Выбрать главу

Бог ты мой, как же это было глупо — посвятить свои воспоминания Сталину, вернее, вот так выдвинуть его на первый план. Значит, он до сих пор не освободился от злых его чар, от этого злого магнетизма, который преследовал его всю жизнь. Чепуху говорят те, кто утверждает, что раскусить, мол, Сталина не составляло большого труда, и поклоняться ему, кадить, лить елей, как в таких случаях выражаются, можно исключительно из карьеризма или из жалкого и ничтожного чувства самосохранения. Зачем же тогда он, К.М., написал ту передовую в «Литературке» уже после смерти Сталина, где призвал, он и сейчас это помнит наизусть: «во всем величии и во всей полноте запечатлеть для своих современников и для грядущих поколений образ величайшего гения всех народов»? Зачем он взял из редакции и повесил у себя дома его портрет? Ведь тогда уже ясно становилось, что роза ветров изменилась, что никому он не угождает, а идет явно против течения. Не случайно, когда Хрущев потребовал было немедленно убрать его, К.М., из «Литературки», он, начав уже собирать в кабинете бумаги, чувствовал себя страдальцем за правое дело. Все это были те самые злые чары, то самое колдовство. Как же он счастлив сейчас, когда пелена спала с его глаз, путы, сковывавшие разум, словно железный обруч — голову, ослабли и распались. Он теперь все видит, все понимает. Успеть бы только это понимание донести до чистой страницы.

Он не заметил, как очередная стайка белых и голубых халатов оккупировала палату. Привезли каталку, на которую помогли ему перебраться, хотя он вполне мог бы сделать это сам, без всякой посторонней помощи. Теперь поехали, головой вперед. Миг — и пересечена граница между палатой и коридором. Для сестер, этих вот смешливых девиц, которые везут его и судачат дорогой о кофточках, сумочках и прочих безделушках, происходящее — рутина, для него — бенефис. Он направляется на операцию, которая возвратит ему силы, и тогда выплеснется все то, что сейчас у него в голове и на сердце.

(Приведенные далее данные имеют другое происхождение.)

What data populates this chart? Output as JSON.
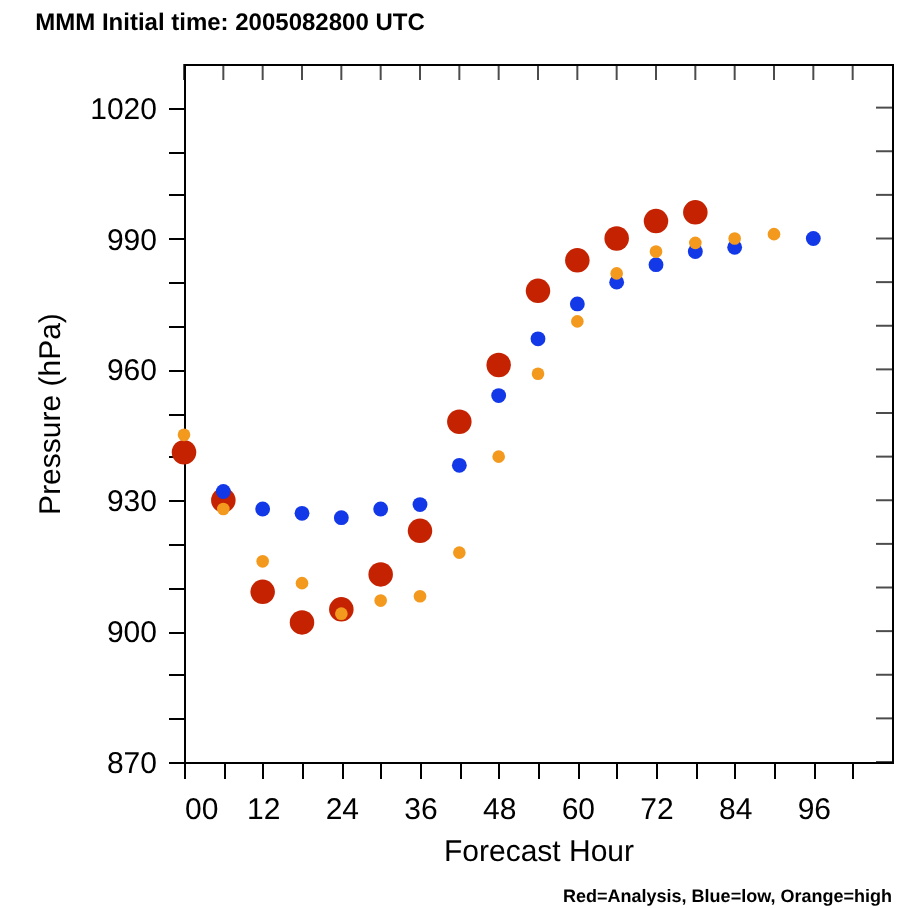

Путь каталки не далек. Первая остановка — лифт. Здесь — на два этажа вверх и через лестничную клетку снова — в коридор. Когда-нибудь, может, понадобится все это описать, поэтому взгляд сосредоточен, память начеку. Справа — окна, слева — череда дверей... Впрочем, нет, нельзя отвлекаться от главного. Главное в том, что он только что открыл. Что же он открыл? Да то, что жить надо было совсем по-другому. Надо было всегда слушаться первого зова души, первого чувства. Оно у него всегда было правильным. Потом уже начиналась интенсивная обработка этой первой реакции. Когда приехал на Беломорканал, он содрогнулся, осознав, что за колючей проволокой здесь находятся совершенно нормальные, порядочные люди, которые не нуждаются ни в каком перевоспитании. Они сами кого хочешь могут воспитать. Вот бы и послушаться тогда этого своего ощущения, ужаснуться и об этом ужасе написать. А когда арестовали его теток, маминых сестер и еще многих из родни? Тут-то что было неясно? Кому не верить? Кого подозревать? Мать, которая рвалась к сестрам в Сибирь и укоряла себя, что не с ними? Как будто бы она была виновата в том, что ее не арестовали — жила в эту пору не в Ленинграде, а в Москве.

Роковой клубок, за один конец которого он ухватился, продолжал разматываться в сторону истины.

Дальше, дальше... К сегодняшним дням скользит разогнавшаяся мысль, выстраивая цепочку бесчисленных фактов и случаев, и каждый вопиет о том же. Догадывался, не мог не догадываться. Видел, знал... Ходил по краю пропасти с пеленой на глазах. Отводил их. Зажмуривался.